Dr. Rudd Canaday is Entefy’s Software Architecture Fellow. He is a co-inventor of the UNIX operating system and was a graduate student at MIT’s pioneering Computer Science & Artificial Intelligence Lab. Rudd shares some of his early AI experiences below.
After graduating cum laude in Physics from Harvard University, I went on to MIT for my graduate work. I started there in 1959, spending the first year and a half completing coursework for my Ph.D. qualifying exams. With that milestone behind me it was time to choose my Master’s thesis topic. It was then that I decided to focus my thesis on the area of artificial intelligence. I didn’t know then that the decision would place me right in the thick of historic advancements in computer science.
In 1961, artificial intelligence was just coming into its own, and MIT was the leader. Two men, Marvin Minsky and John McCarthy, both born in 1927, founded the MIT Computer Science and Artificial Intelligence Laboratory in the same year I entered MIT. These men were pioneers in the field and today are acknowledged as two of the founding fathers of artificial intelligence.
Minksy was a scientist, inventor, and author who co-wrote the book Perceptrons, a foundational work in the analysis of artificial neural networks. He won the Turning award in 1969 and was inducted into the IEEE Intelligent Systems’ AI Hall of Fame in 2011. Minsky remained at MIT until his death in 2016.
McCarthy coined the term “artificial intelligence” in 1955 and organized the groundbreaking Dartmouth Conference in 1956 that launched AI as a field. In 1958 McCarthy invented LISP, the programming language that soon became the go-to language for AI applications. McCarthy left MIT for Stanford, where he founded Stanford’s Artificial Intelligence Laboratory in 1963. He remained at Stanford until his death in 2011.
Back in the day, MIT’s CS & AI Lab was a wild place. Many of the AI graduate students had their desks in the same room, and it seemed to me noisy and chaotic. Darts were always being thrown (at a dartboard) as were wadded up pieces of paper (at each other). All of this amidst lively discussions and arguments about machine intelligence. I don’t know how anyone got anything done in that atmosphere, but many of the earliest groundbreaking advances in AI happened there.
In 1950, the British mathematician and computer scientist Alan Turing had proposed a test, now called the “Turing test,” to determine whether a machine was intelligent. In the Turing test, you sit at a teletypewriter and converse with a person—or a machine—out of sight at another teletypewriter. If it is a machine that can fool you into thinking it is a person, then the machine is intelligent. Unfortunately, Turing introduced the idea by describing a party game in which you are trying to determine if the unseen person is a man or a woman, thus complicating his explanation by introducing the notion of gender, which for a while obscured the simplicity of his test.
The common belief in the CS & AI Lab at that time was that we would achieve true machine intelligence, a machine that could pass the Turing test, probably within five years, certainly within ten years. Many others believed it also.
There were early signs that we were on the right path. At MIT during 1964 to 1966, Joseph Weizenbaum wrote a program called ELIZA to analyze natural English sentences. One of the scripts Weizenbaum wrote for ELIZA, named DOCTOR, simulated a Rogerian psychotherapist, who typically work with patients using a series of questions. ELIZA was not at all intelligent, as Weizenbaum was focusing only on analyzing English sentences.

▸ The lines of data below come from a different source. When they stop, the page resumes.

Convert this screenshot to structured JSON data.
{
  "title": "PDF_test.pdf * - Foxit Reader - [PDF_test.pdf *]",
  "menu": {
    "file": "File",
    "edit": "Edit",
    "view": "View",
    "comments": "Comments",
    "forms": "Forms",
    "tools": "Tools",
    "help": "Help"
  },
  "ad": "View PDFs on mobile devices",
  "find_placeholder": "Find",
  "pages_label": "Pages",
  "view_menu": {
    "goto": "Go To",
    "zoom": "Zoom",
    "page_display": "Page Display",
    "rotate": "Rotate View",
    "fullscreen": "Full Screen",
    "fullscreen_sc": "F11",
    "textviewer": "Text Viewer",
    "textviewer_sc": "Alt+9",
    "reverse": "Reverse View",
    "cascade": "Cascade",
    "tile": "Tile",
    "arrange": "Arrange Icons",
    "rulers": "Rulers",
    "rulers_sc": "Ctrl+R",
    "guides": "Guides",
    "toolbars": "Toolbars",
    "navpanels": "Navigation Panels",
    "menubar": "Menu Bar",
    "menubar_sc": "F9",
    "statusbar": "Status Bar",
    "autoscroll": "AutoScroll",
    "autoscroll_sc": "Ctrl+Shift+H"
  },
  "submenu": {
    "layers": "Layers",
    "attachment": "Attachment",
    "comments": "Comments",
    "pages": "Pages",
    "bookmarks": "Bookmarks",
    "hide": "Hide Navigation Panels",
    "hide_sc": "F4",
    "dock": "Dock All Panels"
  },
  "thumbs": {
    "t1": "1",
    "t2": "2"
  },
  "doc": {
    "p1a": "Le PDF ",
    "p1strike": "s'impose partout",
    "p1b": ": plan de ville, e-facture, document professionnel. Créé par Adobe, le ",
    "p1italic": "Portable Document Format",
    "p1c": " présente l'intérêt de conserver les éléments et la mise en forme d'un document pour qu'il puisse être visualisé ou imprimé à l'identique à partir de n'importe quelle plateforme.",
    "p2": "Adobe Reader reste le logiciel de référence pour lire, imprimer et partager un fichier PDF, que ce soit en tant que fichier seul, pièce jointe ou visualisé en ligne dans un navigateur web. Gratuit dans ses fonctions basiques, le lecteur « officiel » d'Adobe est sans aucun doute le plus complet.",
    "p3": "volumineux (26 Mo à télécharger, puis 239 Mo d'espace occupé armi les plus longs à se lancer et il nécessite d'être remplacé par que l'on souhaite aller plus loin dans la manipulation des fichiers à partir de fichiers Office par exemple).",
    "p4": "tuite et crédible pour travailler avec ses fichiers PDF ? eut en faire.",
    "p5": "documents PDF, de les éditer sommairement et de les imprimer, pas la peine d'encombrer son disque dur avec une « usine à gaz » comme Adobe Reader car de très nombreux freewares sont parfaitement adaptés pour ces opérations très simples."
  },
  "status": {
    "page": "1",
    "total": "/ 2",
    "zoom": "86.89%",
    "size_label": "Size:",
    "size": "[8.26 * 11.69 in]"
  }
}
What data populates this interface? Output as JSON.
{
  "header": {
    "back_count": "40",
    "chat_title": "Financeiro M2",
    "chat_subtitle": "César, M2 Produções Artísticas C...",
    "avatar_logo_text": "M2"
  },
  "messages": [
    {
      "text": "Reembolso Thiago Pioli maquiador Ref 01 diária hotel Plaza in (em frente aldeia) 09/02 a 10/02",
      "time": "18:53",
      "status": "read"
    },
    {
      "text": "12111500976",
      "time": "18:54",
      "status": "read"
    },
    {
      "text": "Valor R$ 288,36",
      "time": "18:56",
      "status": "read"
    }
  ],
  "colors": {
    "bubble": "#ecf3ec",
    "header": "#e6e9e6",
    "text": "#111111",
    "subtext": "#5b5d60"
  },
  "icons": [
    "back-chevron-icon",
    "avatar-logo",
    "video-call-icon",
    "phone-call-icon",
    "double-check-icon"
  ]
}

However, many people, including many psychotherapists, focused more on ELIZA’s potential than its very limited capabilities. They thought that machines could one day revolutionize the field of psychotherapy.
For AI history enthusiasts, ELIZA can still be found on the Internet. If it does not understand your input it typically replies with something like “Tell me more about your father.” Given advances to cognitive AI since then, it’s hard to believe that anyone could have considered it intelligent back then.
I’ve often thought about why machine intelligence, which we have yet to achieve, is so much harder than we thought 50 years ago. I think that a central issue is worldview, which seems to drive so much of human communication and understanding. Since we share a vast amount of common information with other people, we communicate in shorthand, taking for granted all of that commonality. That can explain why communicating across cultures is sometimes difficult.
Today, developments in artificial intelligence are happening very fast. The AI system that won the game of Jeopardy against two humans in 2011 was interesting in large part because of its understanding of colloquial English. Jeopardy clues are rich in puns, red herrings, and wordplay.
With advanced resources (from accelerated computation to efficient architectures to big datasets) now available to many AI systems in development, quality machine intelligence—that once upon a time at MIT we were sure was just 5 or 10 years away—may finally be on the horizon.